Sugar and Allied Industries Limited (SAIL) intends to set up a sugar factory in Busoga by January 2013, according to the company’s top management. The company also plans to build a power plant to produce 12 MW, some of which will be connected to the national grid.

“As soon as sugar production commences in January next year, we shall use the bagasse to produce electricity of not less than 12 megawatts,” Syed Akhter Abbas, the general manager SAIL, said.

He added that preparations to launch the sugar plant on a 50-acre piece of land are on course. Already, Kakira Sugar Limited in Jinja is producing its own power using the same model. According to SAIL’s plans, the plant will consume 4MW of the power, while the remaining 8MW will be fed on the national grid.

SAIL is one of the plants that were licensed last year after an abrupt sugar shortage sparked off public acrimony. A huge section of the public still believes that speculators were behind the shortage. Other companies that government licensed include: Mukwano sugar industry in Masindi, Tirupati Development in Nakasongola, Uganda Crop Industries in Buikwe, Kafu Sugar in Masindi, Kamuli Sugar in Kamuli, Kenlon in Namasagali and Bugiri Sugar company in Bugiri. However, SAIL has not had it easy; there are a few disgruntled voices over the project.

“We shall not give out our land for a sugarcane factory or sugarcane plantation because the region has more than enough Sugar industries” vowed some residents of Namugongo sub-county, a few weeks before SAIL was licensed. Busoga already has sugar firms like Kakira, SCOUL, among others.

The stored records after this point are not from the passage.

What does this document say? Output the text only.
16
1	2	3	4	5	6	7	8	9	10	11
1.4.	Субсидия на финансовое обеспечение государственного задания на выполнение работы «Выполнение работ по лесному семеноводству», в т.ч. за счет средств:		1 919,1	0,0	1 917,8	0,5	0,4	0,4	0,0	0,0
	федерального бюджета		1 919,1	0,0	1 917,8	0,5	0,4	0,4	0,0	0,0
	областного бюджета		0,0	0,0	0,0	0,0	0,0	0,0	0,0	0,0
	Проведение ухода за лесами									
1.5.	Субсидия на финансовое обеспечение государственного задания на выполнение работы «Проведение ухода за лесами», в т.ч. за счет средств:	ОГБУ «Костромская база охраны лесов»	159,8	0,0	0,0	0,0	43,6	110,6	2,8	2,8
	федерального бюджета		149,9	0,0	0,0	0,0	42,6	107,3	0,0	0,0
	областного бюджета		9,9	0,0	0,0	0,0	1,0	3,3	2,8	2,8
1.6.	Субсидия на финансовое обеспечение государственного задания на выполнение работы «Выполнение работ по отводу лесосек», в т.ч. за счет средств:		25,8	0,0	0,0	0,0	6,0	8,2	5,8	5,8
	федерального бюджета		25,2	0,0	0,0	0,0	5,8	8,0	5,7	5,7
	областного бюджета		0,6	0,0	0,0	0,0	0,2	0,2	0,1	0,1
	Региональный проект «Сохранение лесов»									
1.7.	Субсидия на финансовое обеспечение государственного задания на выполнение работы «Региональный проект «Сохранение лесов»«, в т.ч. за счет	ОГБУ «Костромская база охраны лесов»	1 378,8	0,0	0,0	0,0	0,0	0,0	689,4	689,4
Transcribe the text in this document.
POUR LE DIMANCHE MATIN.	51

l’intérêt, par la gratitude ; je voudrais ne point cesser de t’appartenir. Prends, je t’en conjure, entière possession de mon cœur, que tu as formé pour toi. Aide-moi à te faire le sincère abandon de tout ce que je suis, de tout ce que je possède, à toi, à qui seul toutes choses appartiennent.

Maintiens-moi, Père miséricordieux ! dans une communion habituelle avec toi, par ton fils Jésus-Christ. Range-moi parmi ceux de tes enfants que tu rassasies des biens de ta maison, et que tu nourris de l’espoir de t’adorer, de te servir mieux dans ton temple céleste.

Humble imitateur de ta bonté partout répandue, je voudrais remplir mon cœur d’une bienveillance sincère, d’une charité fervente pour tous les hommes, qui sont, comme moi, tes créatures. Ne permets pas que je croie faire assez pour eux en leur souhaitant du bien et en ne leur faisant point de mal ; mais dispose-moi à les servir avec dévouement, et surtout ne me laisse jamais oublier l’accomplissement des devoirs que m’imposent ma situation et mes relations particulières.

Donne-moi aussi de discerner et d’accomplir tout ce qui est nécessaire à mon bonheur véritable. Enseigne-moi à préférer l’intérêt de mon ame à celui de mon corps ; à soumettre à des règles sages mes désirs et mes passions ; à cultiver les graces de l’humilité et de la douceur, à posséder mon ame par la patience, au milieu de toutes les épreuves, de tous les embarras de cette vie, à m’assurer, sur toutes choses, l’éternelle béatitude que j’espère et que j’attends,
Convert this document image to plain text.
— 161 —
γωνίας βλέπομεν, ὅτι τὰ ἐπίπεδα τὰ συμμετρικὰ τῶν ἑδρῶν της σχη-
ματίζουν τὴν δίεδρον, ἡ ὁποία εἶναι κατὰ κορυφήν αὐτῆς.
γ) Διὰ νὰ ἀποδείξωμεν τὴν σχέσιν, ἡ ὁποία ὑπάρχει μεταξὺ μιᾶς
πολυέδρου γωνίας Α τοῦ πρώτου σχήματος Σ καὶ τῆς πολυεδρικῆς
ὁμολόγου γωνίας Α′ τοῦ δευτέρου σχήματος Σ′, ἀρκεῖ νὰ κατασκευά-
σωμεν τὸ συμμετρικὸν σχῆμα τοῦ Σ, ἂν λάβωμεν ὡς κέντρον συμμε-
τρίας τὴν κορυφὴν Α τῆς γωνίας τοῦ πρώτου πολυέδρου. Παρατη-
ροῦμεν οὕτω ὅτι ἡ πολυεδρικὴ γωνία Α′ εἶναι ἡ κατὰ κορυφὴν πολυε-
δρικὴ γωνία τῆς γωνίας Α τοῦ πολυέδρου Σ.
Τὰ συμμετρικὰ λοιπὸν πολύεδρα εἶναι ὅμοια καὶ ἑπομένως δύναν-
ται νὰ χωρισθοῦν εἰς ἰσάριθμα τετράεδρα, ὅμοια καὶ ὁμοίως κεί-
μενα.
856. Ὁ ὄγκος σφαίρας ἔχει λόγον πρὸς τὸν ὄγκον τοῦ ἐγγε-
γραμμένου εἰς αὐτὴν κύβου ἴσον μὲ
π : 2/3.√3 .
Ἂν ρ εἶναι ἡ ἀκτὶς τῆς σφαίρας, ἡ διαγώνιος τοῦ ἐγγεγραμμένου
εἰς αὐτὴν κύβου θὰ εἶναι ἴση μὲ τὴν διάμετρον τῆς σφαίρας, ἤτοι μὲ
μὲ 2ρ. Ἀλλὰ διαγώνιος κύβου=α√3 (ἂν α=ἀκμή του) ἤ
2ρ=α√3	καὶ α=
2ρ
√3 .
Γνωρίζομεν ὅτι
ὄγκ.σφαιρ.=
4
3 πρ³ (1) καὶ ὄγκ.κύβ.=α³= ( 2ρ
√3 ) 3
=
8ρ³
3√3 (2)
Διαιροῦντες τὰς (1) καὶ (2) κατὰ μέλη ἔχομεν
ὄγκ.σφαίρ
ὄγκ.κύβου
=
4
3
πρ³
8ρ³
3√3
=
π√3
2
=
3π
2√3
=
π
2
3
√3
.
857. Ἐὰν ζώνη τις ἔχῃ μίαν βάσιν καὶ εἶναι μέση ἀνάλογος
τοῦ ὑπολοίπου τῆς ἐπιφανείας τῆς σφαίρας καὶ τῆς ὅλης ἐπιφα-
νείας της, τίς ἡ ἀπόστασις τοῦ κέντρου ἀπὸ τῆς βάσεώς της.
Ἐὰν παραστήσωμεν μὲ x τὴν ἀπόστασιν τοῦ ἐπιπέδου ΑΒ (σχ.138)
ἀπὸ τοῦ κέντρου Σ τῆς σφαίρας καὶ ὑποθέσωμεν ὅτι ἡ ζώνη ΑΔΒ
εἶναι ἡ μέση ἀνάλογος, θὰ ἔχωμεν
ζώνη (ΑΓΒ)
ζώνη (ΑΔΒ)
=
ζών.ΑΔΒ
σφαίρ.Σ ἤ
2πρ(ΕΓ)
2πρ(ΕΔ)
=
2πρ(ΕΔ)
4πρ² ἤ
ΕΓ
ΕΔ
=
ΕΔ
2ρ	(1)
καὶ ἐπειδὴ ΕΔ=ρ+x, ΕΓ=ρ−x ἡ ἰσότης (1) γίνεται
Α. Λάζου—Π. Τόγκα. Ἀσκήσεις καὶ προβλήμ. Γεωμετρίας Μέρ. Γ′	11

The region is already embroiled in battles for the rights over sugarcane outgrowers. And in some instances, the large sugarcane firms have petitioned government to stop investors from setting up a sugarcane company nearby. However, Syed Akhter says they are not in the region simply to make money, but also improve the lives of the people. On top of bringing power to the area, SAIL intends to build a hospital and work on the roads through their corporate social responsibility programmes.